Once she’s started to get lost in her game and imagination, I tell her quietly that I might just go and check my computer in case anyone needs me, and I’m relieved when she just mumbles something and waves her hand at me. I try not to be sad that she’s more used to this than she should be, and she probably expects it by now.

But for the moment she’s happy enough with her toys and I breathe a small sigh of relief as I seat myself behind my desk approximately two and a half hours later than I should have done, looking for all the things I might have missed in that time. Judging by the number of emails and missed calls I’ve got, as well as the notes that flash up on my screen every now and then from Jessica - sorted into urgent, important, information and minor lists - that’s quite a lot.

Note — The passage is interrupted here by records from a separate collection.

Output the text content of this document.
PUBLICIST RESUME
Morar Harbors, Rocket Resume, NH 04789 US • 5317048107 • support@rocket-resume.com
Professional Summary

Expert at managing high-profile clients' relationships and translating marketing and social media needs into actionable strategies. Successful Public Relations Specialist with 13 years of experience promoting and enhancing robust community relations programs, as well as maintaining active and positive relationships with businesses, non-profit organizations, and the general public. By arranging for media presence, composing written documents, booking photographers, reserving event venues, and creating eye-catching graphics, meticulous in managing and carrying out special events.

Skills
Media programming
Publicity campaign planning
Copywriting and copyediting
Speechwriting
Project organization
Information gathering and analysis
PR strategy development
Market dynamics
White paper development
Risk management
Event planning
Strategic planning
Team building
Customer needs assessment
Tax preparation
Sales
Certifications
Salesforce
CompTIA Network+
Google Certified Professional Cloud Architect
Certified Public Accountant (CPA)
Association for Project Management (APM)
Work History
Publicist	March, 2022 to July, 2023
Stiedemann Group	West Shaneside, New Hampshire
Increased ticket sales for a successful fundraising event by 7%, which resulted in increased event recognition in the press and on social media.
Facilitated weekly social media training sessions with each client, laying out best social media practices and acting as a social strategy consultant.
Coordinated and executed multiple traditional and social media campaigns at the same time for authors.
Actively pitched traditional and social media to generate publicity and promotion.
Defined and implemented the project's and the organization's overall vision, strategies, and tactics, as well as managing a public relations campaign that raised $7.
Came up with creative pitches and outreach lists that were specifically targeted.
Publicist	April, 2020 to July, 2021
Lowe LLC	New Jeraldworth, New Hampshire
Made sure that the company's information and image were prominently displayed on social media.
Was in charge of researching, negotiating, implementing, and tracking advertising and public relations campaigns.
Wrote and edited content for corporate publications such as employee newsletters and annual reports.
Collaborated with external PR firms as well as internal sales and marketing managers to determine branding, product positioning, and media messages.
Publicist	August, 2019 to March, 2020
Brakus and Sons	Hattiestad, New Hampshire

I glance over at Abbie, already wondering how I’m going to manage taking calls in here without disturbing either my daughter’s happy murmurings or the meeting itself. Not to mention what’ll happen for those two major meetings I have later on.

I think again of Jessica sat outside, of the way she talked to and looked at Abbie, and I wonder…

But I shake my head, determined not to ask her. For some reason, that feels like it crosses too many boundaries.

She’s my ex. And a secretary that’s too good to risk losing over something like this.

Abbie. My job. Jessica.

Not for the first time, I wonder which of the plates and priorities I’m juggling today are going to get screwed up by the others.